# Why is carbon monoxide a “weak” lewis base?

A lewis base is substance that donates an unshared pair of electron.

In CO, a lone pair is present on both carbon and oxygen each. Moreover, lone pair of electron on carbon is localised so CO will act as lewis base. What causes the CO to become weak lewis base?

Also tell, what "Lewis acidity of CO" would mean? Actually , I read that lewis acidity of CO is very small? But I am not able to understand it.

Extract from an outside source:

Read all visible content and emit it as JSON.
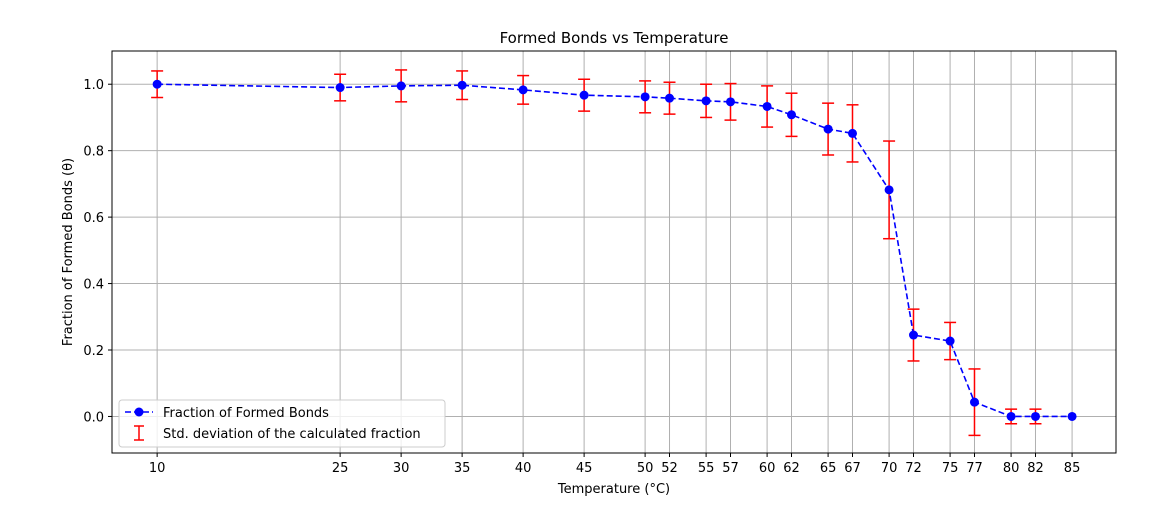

• It isn't weak, just soft base and one of strongest pi acceptors. – Mithoron Dec 10 '17 at 0:48

$\ce{CO}$ is usually considered a Lewis base, as the lone pair on carbon readily donates it's electrons, for example forming transition metal coordination complexes. Although oxygen is more electronegative than carbon, the carbon is more rich in electron density in the $\ce{CO}$ molecule as it basically has a full formal negative charge. Additionally, products formed by the carbon bonding to Lewis acids are much more favorable that products that would be formed by bonding to the oxygen atom.
It is also possible for CO to act as a Lewis acid however. When acting as a ligand with certain low-valent transition metals, the metal can redistribute electron density back to the $\ce{CO}$ ligand in a process called back-donating. In this case the $\ce{CO}$ molecule accepts electrons via it's antibonding $\mathrm{\pi}$ orbitals, making it act as a Lewis acid.